Ms. Willcutt met with Ms. Talley again on December 9, 2009. She noted that Ms. Talley’s mood was depressed and overwhelmed; her thoughts were negative; and her behavior was anxious. Ms. Talley reported difficulties living with her mentally ill mother and brother. Ms. Willcutt noted that Ms. Talley’s activity level was “significantly reduced.”
On December 9, 2009, Ms. Talley was also seen by her psychiatrist, Dr. Ragsdill. He noted that Ms. Talley was walking with a cane, was anxious, and did not want to go out much. He assessed that she was having an “incomplete response” to her antidepressant regimen. He increased her Effexor to the maximum dose and added lithium.

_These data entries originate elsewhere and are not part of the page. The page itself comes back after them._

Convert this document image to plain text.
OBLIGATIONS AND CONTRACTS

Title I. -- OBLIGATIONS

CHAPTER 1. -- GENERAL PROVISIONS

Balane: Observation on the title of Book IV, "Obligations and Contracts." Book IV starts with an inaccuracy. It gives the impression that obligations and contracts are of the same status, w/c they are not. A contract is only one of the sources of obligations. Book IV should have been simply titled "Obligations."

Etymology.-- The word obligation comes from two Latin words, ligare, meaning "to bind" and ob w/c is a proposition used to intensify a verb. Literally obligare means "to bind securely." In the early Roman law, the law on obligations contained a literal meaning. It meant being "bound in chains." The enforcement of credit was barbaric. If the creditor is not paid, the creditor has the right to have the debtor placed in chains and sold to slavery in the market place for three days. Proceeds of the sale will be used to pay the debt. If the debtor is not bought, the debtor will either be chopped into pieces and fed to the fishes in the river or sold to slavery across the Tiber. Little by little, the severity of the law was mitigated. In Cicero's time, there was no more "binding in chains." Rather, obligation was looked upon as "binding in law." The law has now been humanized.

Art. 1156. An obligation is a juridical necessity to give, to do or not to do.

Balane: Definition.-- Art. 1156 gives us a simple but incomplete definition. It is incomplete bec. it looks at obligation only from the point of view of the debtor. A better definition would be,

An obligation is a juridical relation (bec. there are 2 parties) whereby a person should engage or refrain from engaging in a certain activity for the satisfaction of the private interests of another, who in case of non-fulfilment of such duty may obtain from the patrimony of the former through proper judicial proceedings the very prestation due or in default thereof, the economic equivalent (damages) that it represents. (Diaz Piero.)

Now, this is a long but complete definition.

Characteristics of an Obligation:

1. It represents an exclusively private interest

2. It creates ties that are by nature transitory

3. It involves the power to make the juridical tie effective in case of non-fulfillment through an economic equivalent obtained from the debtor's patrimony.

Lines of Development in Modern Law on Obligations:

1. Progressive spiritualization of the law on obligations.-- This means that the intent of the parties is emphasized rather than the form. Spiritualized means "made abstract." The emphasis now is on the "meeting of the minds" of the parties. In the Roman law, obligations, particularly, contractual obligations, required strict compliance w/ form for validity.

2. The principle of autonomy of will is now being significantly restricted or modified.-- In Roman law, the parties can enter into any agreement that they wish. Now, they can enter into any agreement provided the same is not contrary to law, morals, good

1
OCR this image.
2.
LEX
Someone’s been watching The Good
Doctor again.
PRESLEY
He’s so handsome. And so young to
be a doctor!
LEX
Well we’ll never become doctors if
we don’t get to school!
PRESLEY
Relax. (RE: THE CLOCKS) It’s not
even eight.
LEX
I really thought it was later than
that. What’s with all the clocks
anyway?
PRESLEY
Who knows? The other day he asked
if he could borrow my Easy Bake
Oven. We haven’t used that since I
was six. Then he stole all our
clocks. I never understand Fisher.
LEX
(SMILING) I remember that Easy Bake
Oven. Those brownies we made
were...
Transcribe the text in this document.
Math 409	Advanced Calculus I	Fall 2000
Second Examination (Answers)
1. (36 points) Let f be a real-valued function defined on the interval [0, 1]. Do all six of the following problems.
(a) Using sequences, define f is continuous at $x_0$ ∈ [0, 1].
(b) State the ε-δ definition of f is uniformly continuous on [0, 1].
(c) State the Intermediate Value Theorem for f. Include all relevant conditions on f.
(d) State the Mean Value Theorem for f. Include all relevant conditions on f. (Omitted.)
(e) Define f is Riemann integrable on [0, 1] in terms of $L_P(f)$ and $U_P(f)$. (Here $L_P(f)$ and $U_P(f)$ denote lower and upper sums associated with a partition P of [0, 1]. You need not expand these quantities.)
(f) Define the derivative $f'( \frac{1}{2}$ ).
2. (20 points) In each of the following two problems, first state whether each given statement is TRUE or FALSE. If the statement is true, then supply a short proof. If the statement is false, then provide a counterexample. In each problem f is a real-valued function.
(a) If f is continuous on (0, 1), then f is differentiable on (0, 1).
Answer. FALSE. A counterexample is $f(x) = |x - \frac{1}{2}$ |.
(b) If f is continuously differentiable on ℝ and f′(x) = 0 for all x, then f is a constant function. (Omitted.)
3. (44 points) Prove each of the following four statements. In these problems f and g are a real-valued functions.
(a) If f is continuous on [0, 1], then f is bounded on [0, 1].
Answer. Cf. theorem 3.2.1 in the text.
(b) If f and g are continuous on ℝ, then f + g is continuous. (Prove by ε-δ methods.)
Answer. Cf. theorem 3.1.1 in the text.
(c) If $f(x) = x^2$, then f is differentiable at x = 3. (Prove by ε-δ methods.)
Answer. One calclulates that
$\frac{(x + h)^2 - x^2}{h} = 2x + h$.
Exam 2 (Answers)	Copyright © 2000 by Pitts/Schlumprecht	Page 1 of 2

In a treatment and prognosis summary dated December 13, 2009, Ms. Willcutt noted that Ms. Talley’s depression and anxiety had increased over the past several months. She pointed out that Ms. Talley’s thought patterns were increasingly negative and her anxiety was more apparent. She stated that she had agreed with her current diagnosis of major depressive disorder, recurrent, moderate to severe and anxiety disorder NOS and stated that, in her opinion, Ms. Talley’s prognosis was guarded, due to the recurrent nature of her mental disorder and severe stressors.
Evidence from treating sources are generally accorded great weight because they are most able to provide a longitudinal picture of a claimant’s impairments. 20 C.F.R. § 416.927. The ALJ had access to Ms. Talley’s treatment records from Counseling Associates through June, 2009, but opted to focus on the first few months of her treatment, when she showed some signs of improvement. The Appeals Council had access to Ms. Talley’s records through December, 2009, but concluded that the information did not provide a basis for changing the ALJ’s decision. The Court disagrees.
The treating source records, taken as a whole, indicate that Ms. Talley’s depression and anxiety had not improved on medication but, in fact, steadily declined after March of 2009. The ALJ erred by failing to address Dr. Ott’s opinion and by relying on a six-month snapshot of Ms. Talley’s treatment records when assessing her mental residual functional capacity.
IV. Conclusion
After consideration of the record as a whole, the Court concludes that the decision of the Commissioner is not supported by substantial evidence. The Commissioner’s decision is reversed and remanded for action consistent with this opinion. IT IS SO ORDERED.